I’m currently doing an exercise where I build an automation with a data table. This automation is meant to look at each row in the data table and input information into an application. The tricky part is all activities where ColumnA=“A” need to be done first, then all activities where ColumnA=“B”, and again where ColumnA=“C.”
After sorting the data table by ColumnA, I added a Switch activity with the expression:
row.item(“ColumnA”).ToString
Then I created three cases with A, B and C. Inside each one I added a For Each Row activity. However, I found when running the automation that the Case A was going through ALL rows instead of just the rows where ColumnA=“A”. How do I make sure this doesn’t happen?
Did you add a for each row activity inside the switch cases? If yes, you would need to reverse that logic. Put the Switch activity inside the For Each Row activity.
And regarding the quotes, that is correct; you do not want quotes surrounding the letters in the case parameter.
I initially had a Switch activity inside the For Each Row, like you suggested, but I found that it was not doing the activities in the correct order. For each Case, the browser URL is different and it requires a login. After each case is completed, I wanted to close the browser so I don’t end up with 50 open windows.
To provide some context here are the activities inside each Case:
Attach Browser
Open Browser
Login
For Each Row (with Get Row Item and Type into activities)
Close Browser
By having a Switch inside the For Each Row, it makes the automation less efficient (i.e. logging in and off 50 times for 50 rows, instead of logging in 3 times for each case).
This is why I decided to change it and have a For Each Row inside the Switch activity. However, when I tried to run the automation and it got to the “For Each Row” activity inside Case A, it was pulling every single row instead of just rows where Column=A.

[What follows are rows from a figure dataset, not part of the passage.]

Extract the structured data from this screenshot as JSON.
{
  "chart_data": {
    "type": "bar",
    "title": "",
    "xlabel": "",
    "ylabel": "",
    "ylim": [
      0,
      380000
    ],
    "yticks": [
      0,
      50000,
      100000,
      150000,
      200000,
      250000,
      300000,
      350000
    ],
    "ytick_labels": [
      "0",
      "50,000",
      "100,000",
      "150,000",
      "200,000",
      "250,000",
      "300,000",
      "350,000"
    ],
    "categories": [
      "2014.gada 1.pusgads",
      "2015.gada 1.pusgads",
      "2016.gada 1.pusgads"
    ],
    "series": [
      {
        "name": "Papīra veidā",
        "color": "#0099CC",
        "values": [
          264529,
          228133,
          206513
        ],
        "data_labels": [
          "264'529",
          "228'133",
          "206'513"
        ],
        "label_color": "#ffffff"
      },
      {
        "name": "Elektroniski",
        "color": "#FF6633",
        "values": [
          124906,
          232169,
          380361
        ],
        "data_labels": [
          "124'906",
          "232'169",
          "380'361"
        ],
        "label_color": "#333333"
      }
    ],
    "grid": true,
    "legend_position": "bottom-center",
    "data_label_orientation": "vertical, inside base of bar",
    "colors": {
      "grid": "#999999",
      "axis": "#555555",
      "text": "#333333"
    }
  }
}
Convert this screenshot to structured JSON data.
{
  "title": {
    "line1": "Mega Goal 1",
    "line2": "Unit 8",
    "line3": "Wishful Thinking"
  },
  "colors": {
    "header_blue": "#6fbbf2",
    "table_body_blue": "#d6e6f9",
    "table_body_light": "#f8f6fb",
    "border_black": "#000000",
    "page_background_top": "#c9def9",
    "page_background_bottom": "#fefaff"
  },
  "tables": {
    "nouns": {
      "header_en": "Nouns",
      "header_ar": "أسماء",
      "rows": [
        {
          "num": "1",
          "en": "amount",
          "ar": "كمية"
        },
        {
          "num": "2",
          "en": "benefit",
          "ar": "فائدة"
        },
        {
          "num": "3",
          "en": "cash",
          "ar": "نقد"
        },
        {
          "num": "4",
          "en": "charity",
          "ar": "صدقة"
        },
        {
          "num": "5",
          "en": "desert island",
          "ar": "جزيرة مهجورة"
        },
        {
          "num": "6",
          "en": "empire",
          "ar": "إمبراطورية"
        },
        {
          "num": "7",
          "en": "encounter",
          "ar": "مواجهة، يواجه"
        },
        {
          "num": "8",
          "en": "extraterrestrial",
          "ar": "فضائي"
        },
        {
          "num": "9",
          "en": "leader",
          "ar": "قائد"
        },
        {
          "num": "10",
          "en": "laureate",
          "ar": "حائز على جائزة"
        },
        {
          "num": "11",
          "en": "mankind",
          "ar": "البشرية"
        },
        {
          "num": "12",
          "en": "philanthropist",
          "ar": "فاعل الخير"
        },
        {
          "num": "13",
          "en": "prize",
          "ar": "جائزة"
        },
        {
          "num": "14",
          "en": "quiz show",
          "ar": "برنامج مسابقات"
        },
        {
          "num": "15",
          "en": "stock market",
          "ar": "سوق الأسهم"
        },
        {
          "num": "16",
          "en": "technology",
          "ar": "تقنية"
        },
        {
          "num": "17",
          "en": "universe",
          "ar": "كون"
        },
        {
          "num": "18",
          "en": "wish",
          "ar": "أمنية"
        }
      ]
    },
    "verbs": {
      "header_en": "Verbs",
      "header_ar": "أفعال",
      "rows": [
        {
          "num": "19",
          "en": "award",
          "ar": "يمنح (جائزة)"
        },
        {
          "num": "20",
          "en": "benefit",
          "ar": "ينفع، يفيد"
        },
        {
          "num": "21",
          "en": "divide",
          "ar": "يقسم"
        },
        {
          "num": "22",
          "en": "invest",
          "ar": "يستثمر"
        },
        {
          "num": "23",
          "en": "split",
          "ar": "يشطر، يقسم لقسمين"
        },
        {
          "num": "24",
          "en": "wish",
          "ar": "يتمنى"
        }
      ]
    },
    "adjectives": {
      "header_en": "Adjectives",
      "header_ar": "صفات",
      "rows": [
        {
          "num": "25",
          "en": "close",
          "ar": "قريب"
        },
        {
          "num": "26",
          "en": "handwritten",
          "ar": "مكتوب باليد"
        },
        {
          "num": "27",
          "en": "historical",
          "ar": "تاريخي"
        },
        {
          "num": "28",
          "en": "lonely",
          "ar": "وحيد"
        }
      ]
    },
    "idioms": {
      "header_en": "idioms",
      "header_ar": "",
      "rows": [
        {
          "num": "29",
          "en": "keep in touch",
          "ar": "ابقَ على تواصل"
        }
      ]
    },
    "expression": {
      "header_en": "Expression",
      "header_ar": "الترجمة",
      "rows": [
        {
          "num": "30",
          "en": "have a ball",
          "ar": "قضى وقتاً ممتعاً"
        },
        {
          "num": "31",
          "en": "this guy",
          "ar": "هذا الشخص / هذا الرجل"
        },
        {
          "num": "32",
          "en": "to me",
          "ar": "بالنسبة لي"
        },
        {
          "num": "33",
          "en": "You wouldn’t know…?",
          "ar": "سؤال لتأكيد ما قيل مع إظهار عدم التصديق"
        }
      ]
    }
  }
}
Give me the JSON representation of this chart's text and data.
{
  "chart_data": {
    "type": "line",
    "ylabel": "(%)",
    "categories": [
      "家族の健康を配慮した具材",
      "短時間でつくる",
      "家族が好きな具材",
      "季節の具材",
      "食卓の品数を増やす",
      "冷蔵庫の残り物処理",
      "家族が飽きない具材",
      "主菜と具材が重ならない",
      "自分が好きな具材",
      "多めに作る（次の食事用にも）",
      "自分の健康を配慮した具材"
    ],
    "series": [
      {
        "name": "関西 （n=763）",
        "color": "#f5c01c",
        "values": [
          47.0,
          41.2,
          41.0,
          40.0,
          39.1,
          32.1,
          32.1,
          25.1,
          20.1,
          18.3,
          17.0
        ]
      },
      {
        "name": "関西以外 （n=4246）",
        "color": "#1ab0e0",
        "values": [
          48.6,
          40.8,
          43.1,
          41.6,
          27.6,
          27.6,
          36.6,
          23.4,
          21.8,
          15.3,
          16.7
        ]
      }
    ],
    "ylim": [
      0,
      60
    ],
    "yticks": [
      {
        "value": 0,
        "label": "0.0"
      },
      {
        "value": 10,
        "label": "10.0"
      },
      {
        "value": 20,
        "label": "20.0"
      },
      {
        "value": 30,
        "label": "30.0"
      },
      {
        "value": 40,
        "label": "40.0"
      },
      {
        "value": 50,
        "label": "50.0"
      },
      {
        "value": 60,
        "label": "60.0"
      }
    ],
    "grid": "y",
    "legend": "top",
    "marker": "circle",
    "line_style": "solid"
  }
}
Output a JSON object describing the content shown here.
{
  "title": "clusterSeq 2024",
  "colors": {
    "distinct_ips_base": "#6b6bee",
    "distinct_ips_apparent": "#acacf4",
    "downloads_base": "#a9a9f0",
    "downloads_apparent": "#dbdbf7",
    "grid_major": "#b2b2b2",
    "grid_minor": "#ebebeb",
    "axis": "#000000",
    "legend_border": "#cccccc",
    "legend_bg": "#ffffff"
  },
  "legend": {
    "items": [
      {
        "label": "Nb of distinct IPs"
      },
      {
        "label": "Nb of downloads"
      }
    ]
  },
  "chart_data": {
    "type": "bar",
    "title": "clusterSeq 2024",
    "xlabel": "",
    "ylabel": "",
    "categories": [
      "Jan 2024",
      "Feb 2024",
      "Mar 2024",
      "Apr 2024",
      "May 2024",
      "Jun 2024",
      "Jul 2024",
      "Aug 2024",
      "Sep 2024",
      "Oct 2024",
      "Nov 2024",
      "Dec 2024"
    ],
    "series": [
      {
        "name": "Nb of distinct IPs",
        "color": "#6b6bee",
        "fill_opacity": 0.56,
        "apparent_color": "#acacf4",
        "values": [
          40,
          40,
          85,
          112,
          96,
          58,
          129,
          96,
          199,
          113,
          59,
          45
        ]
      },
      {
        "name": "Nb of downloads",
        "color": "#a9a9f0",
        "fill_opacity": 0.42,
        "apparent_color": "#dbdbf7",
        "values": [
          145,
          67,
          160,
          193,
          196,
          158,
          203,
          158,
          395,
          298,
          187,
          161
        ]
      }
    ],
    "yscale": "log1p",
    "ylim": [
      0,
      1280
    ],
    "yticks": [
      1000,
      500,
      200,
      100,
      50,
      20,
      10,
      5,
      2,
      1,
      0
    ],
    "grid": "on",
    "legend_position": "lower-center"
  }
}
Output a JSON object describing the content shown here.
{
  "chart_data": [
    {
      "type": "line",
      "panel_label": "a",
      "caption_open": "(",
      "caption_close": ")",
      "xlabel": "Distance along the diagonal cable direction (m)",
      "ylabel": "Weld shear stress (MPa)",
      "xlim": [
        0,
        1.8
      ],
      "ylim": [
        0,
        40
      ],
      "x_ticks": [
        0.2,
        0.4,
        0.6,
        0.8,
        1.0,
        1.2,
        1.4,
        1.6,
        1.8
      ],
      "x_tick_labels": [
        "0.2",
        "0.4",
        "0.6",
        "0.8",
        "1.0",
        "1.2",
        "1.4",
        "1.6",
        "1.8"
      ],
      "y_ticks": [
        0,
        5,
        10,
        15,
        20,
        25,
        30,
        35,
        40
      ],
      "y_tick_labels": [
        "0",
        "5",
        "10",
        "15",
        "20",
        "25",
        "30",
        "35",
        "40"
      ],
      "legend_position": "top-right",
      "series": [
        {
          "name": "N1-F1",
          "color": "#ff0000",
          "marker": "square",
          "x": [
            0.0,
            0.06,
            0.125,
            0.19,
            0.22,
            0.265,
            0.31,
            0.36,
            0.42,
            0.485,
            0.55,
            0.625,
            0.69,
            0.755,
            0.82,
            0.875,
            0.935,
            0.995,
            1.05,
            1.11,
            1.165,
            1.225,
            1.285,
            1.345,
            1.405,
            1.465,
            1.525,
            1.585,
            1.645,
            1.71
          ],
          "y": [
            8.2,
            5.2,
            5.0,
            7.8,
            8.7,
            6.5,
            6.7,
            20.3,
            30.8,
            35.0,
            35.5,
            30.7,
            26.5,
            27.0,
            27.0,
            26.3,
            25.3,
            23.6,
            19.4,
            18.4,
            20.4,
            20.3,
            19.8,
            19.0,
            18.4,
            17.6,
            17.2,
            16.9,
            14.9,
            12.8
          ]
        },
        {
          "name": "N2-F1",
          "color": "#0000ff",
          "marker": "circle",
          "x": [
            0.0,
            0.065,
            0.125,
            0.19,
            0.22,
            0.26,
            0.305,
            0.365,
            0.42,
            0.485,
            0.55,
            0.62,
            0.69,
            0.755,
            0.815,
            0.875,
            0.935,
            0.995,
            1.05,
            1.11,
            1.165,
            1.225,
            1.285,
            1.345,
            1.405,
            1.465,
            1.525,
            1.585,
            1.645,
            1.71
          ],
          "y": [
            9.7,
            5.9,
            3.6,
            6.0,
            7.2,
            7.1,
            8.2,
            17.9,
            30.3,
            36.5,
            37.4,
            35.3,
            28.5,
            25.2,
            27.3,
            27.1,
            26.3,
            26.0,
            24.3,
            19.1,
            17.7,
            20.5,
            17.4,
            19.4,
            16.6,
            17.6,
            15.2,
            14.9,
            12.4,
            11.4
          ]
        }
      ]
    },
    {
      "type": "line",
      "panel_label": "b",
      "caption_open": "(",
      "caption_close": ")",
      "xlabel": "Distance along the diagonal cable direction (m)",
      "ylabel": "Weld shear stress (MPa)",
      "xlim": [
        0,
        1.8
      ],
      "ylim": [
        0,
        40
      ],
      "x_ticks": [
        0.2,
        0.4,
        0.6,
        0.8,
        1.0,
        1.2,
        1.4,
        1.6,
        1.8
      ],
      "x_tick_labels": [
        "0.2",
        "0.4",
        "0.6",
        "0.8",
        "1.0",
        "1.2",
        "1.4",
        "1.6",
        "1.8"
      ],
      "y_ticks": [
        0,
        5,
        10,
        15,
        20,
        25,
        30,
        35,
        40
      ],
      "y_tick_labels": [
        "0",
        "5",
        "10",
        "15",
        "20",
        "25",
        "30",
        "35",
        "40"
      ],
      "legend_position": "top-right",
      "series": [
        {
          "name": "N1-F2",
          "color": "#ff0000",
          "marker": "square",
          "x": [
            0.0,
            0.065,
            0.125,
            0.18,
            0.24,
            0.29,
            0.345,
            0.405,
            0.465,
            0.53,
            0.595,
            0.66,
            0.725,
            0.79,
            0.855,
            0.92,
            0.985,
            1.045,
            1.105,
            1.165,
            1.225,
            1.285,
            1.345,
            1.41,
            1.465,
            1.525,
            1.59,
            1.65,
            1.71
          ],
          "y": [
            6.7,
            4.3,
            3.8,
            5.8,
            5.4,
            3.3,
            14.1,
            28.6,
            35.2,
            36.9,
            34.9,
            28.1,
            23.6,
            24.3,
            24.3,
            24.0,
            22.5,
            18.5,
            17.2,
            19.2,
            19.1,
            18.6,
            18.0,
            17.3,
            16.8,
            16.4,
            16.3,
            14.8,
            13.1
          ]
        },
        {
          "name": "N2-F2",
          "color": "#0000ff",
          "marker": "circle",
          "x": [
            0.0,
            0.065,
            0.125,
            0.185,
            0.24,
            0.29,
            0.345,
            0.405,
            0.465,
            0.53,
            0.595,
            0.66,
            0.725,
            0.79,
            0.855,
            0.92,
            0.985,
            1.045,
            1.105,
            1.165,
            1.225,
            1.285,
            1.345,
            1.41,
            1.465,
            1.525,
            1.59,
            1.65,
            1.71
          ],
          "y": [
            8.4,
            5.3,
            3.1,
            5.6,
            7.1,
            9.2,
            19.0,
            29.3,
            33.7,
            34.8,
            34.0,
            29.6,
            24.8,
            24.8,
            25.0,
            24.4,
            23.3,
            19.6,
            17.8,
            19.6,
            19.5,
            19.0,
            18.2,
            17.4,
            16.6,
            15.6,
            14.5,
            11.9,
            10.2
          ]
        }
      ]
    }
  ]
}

Got it. I think a better plan would be to use the filter data table activity into a temporary datatable, and iterate through that. See the attached .xaml for guidance. It’s filtering the table 3 times, one for each letter. Then you can use the switch for any activities unique to the particular letter
You’re welcome! Also I just realized the expression in the switch could have just been ‘letter’ instead of ‘CurrentRow(“Column A”).toString’. Either will work though!
Also would appreciate if you could mark my comment as the solution. Happy bot building!
Open the browser window first, and store it in a variable. Then in your Cases you attach to that browser variable and use Navigate To to send that browser window to the URL you want.
If you are using the workflow provided by @Greg_Jacobson, you’ll likely want to change “row” to “letter”. “row”, or some form of that, is a default variable used inside of a for each loop for each iteration. The activity given to you used the variable “letter” instead. So try using letter.item(“ColumnA”).ToString instead.
That’s okay. The word is unimportant, except for consistency sake. If you want to change it back to “row” though, in the for each loop, just change the word “letter” to “row”. I’ll highlight the spot below.
That is what I did.
I realized that I had to change the TypeArgument of For Each to String. However, once I did that, the error on the Switch expression changed to “item is not a member of string.”
Thank you! The validation errors are solved but the browser is still closing after each row, which is not what I want. I want the browser to close after each case is completed.